Thursday, February 24, 2011

James Joyce

Congratulations to Navan Library for hosting a book club on Joyce.   Under the guidance of Conor Farnan the group are currently working their way through Ulysses aiming to complete the study by 16 June.

Conor is currently doing his Ph.D. on Paul Durkan and may also be remembered from his student days in St Pats when he contributed to their literary magazine, Criterion 2003, with a poem - an irishisation or modernisation of Howl [if I remember correctly]!

Well done Conor!   You are well appreciated.

Monday, February 14, 2011

Difficult to read?

I mentioned before Josipovici and his book, What Ever Happened to Modernism, in which he expresses his profound disappointment at the resistance to or lack of awareness of European modernism right across the board in England.   He quotes Beckett who is talking here about art though it may well be applied to our current bestseller lists: '...there is nothing to express, nothing with which to express, nothing from which to express, no power to express, no desires to express, together with the obligation to express'.  

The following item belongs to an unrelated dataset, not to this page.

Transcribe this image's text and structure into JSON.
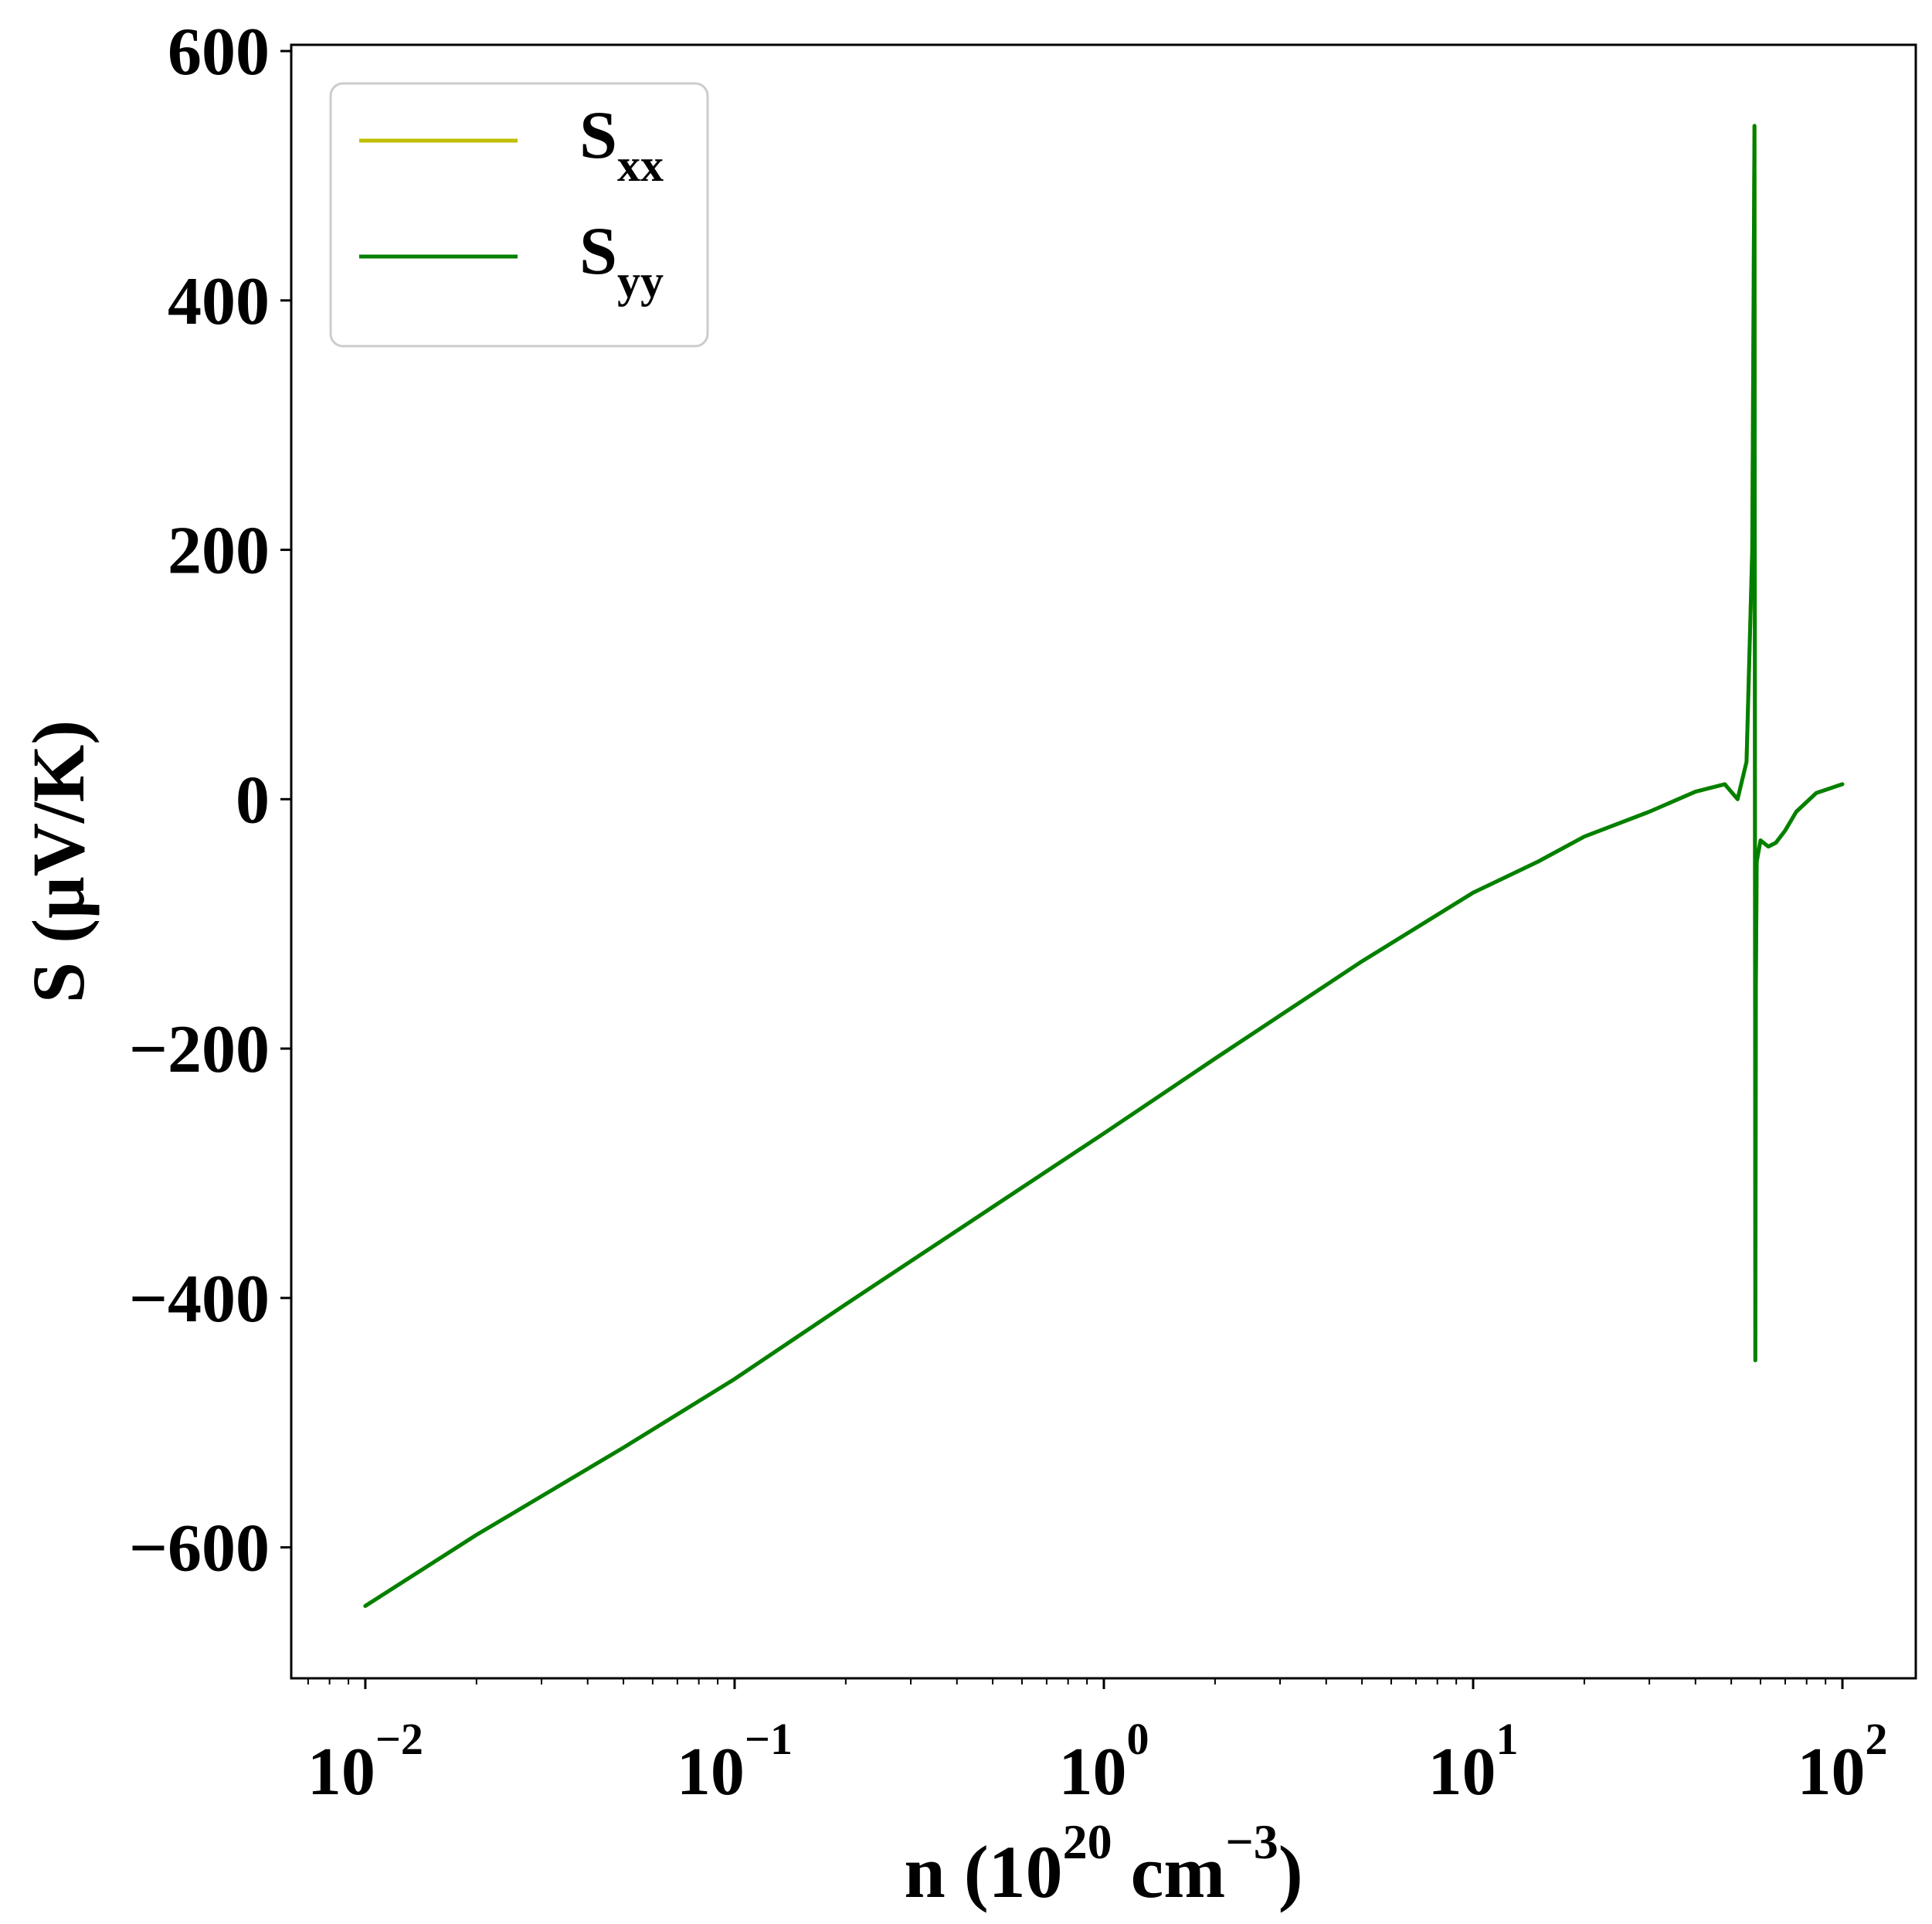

Many of the  books published today may be witty, sensationalist, written with panache but they will never challenge, say, Borges.   Read him and he reaches right to your core.   I did and realised that there is so much more to a 'good book' than the realist-type narrative so popular now.   Josipovici says that the latter give a 'sense of security, of comfort even' and draw 'us for a while out of our confusions ... into a world that makes some sort of sense'.   They are, in effect, easy reads.

All of which brings me to an article by Nicole Krauss in yesterday's Observer in which she says that she is surprised her fiction is labelled 'difficult'.  [Krauss is married to Jonathan Safran Foer and is  author of The History of Love and Great House].   Her reasoning is simpler than Josipovici.   She  believes that in the west, we are moving towards the end of effort.   'We have arrived at this place where we just thoughtlessly plunge towards whatever the thing is that will allow us to make less of an effort.   We're programmed to do the easier thing'.

Can I suggest we ignore the 'bestseller lists' and discover the exhileration, joy and wonder in the books of the European and Latin American authors?  Discover literature!

Saturday, February 12, 2011

The Also-Ran

Lots of talk in the papers about the late Beryl Bainbridge who was nominated five times for the Booker Prize but never won to the chagrin of her many devoted readers.   Her never-failing sense of humour on each occasion would now be tickled by the decision of the Booker judges to create  a Man Booker Best of Beryl!   They are asking the public to vote on which of her five nominated novels they think most worthy of the prize.   They are:  The Dressmaker, The Bottle Factory Outing, An Awfully Big Adventure, Every Man for Himself, Master Georgie.  

Vote online at themanbookerprize.com and the winner will be announced in April.